Helicoidal positive displacement pumps, sometimes referred to as Moineau-type pumps, have a wide variety of applications, including the oil producing and food processing industry, where they are used to pump fluids containing solids. In addition, helicoidal motors, which are essentially helicoidal pumps operating in reverse, are used widely in the oil drilling industry. In this application, the drilling mud is used as the driving fluid for a helicoidal motor that serves to rotate the drill bit.
Typically, a helicoidal pump/motor is comprised of a stationary stator and a helical rotor that orbits eccentrically as it rotates within the stator. The rotor is typically metallic and has one or more helical lobes spiraling around its outside diameter. The stator has a number of helical lobes that form grooves in the stator inner surface that spiral along its length, with the number of helical lobes in the rotor being one less than the number of helical grooves in the stator.
The stator of a helicoidal pump/motor is typically formed by encasing an elastomeric material, which forms the helical grooves, within a cylindrical metal housing. An interference fit is provided between the stator elastomeric form and the rotor for scaling purposes. As a result of is interference fit, the elastomeric form undergoes deformation as the rotor lobes traverse the surfaces of the stator grooves. Thus, the stator must be strong enough to maintain the dimensional stability necessary to ensure a controlled interference fit and durable enough to withstand abrasion from particles in the fluid, yet be sufficiently flexible to deform under the action of the rotor. Consequently, the maximum capability of a helicoidal pump/motor, e.g., the maximum output torque in the case of a motor, is typically limited by the strength of the elastomer.

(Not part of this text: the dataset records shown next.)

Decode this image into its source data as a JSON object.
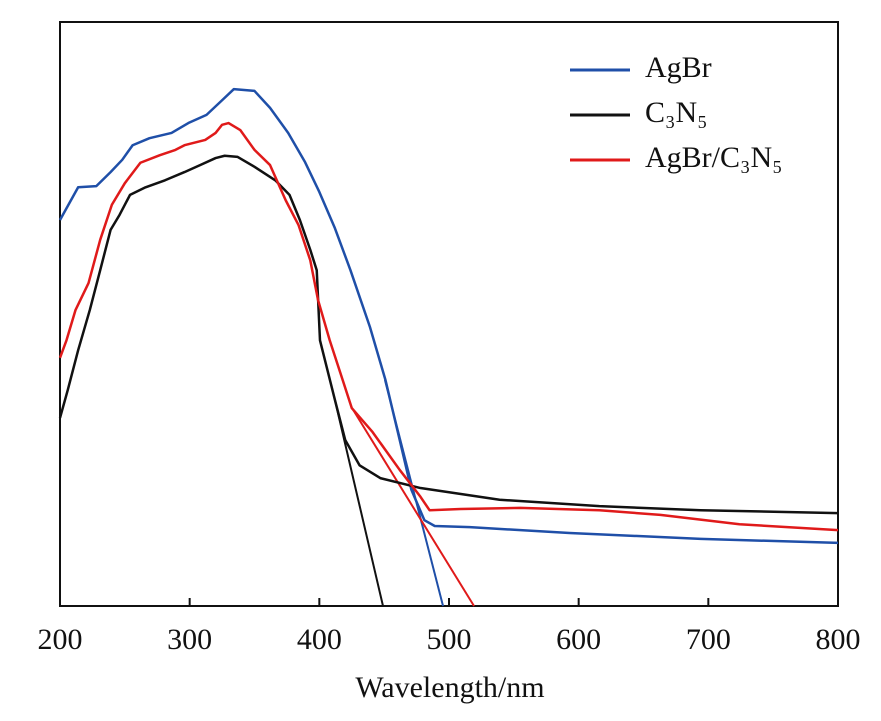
{
  "chart_data": {
    "type": "line",
    "x_label": "Wavelength/nm",
    "xlim": [
      200,
      800
    ],
    "xticks": [
      200,
      300,
      400,
      500,
      600,
      700,
      800
    ],
    "ylim": [
      0,
      1
    ],
    "legend": "upper right",
    "series": [
      {
        "name": "AgBr",
        "color": "#1f4fa8",
        "x": [
          200,
          214,
          228,
          239,
          248,
          256,
          269,
          286,
          299,
          313,
          325,
          334,
          350,
          362,
          376,
          389,
          400,
          412,
          424,
          439,
          451,
          462,
          471,
          481,
          489,
          516,
          593,
          694,
          800
        ],
        "values": [
          0.661,
          0.717,
          0.719,
          0.743,
          0.764,
          0.789,
          0.801,
          0.81,
          0.827,
          0.841,
          0.866,
          0.885,
          0.882,
          0.853,
          0.81,
          0.76,
          0.709,
          0.647,
          0.575,
          0.478,
          0.387,
          0.284,
          0.199,
          0.147,
          0.137,
          0.135,
          0.125,
          0.115,
          0.108
        ]
      },
      {
        "name": "C₃N₅",
        "color": "#111111",
        "x": [
          200,
          206,
          214,
          223,
          231,
          239,
          246,
          254,
          266,
          281,
          296,
          308,
          320,
          327,
          337,
          350,
          366,
          377,
          385,
          393,
          398,
          400.5,
          412,
          420,
          431,
          447,
          478,
          539,
          616,
          694,
          800
        ],
        "values": [
          0.322,
          0.37,
          0.438,
          0.507,
          0.575,
          0.644,
          0.67,
          0.704,
          0.717,
          0.729,
          0.743,
          0.755,
          0.767,
          0.771,
          0.769,
          0.752,
          0.729,
          0.704,
          0.661,
          0.61,
          0.575,
          0.455,
          0.353,
          0.284,
          0.241,
          0.219,
          0.202,
          0.182,
          0.171,
          0.164,
          0.159
        ]
      },
      {
        "name": "AgBr/C₃N₅",
        "color": "#e01a1a",
        "x": [
          200,
          205,
          212,
          222,
          231,
          240,
          250,
          262,
          277,
          289,
          296,
          312,
          320,
          325,
          330,
          339,
          350,
          362,
          374,
          384,
          393,
          399,
          408,
          418,
          425,
          441,
          462,
          478,
          485,
          509,
          555,
          616,
          663,
          724,
          800
        ],
        "values": [
          0.425,
          0.455,
          0.507,
          0.553,
          0.627,
          0.687,
          0.724,
          0.759,
          0.772,
          0.781,
          0.789,
          0.798,
          0.81,
          0.824,
          0.827,
          0.815,
          0.781,
          0.755,
          0.695,
          0.652,
          0.592,
          0.524,
          0.455,
          0.387,
          0.339,
          0.298,
          0.233,
          0.187,
          0.164,
          0.166,
          0.168,
          0.164,
          0.156,
          0.14,
          0.13
        ]
      }
    ],
    "tangent_lines": [
      {
        "color": "#1f4fa8",
        "x": [
          450.6,
          495.4
        ],
        "values": [
          0.387,
          0
        ]
      },
      {
        "color": "#111111",
        "x": [
          412,
          449.1
        ],
        "values": [
          0.353,
          0
        ]
      },
      {
        "color": "#e01a1a",
        "x": [
          425.2,
          519.3
        ],
        "values": [
          0.339,
          0
        ]
      }
    ]
  }
}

Unfortunately, the hysteresis associated the repeated cyclic stresses induced by the stator elastic deformation can generate substantial heat. Conventional helicoidal pump/motor stators cannot dissipate heat quickly. Consequently, overheating of the elastomer may result. Over time, such overheating causes deterioration and embrittlement of the elastomer. Such deterioration can lead to failure of the stator, for example, by a phenomenon known as "chunking," in which large pieces of the elastomer are torn off under the action of the rotor. One proposed solution to this problem involves the incorporation of helical tubes within the stator. According to this approach, a portion of the working fluid, typically drilling mud, is diverted so as to flow through the tubes, bypassing the normal flow path and aiding in the transfer of heat from the elastomer. Such an approach is disclosed in U.S. Pat. No. 5,171,139 (Underwood et al.). However, as a result of bypassing a portion of the working fluid, this approach results in decreased performance of the motor. Moreover, if the tubes are narrow, they can become clogged with debris carried along with the working fluid.
Consequently, it would be desirable to provide a stator for a helicoid type pump/motor having improved heat transfer characteristics and increased durability, stiffness and strength.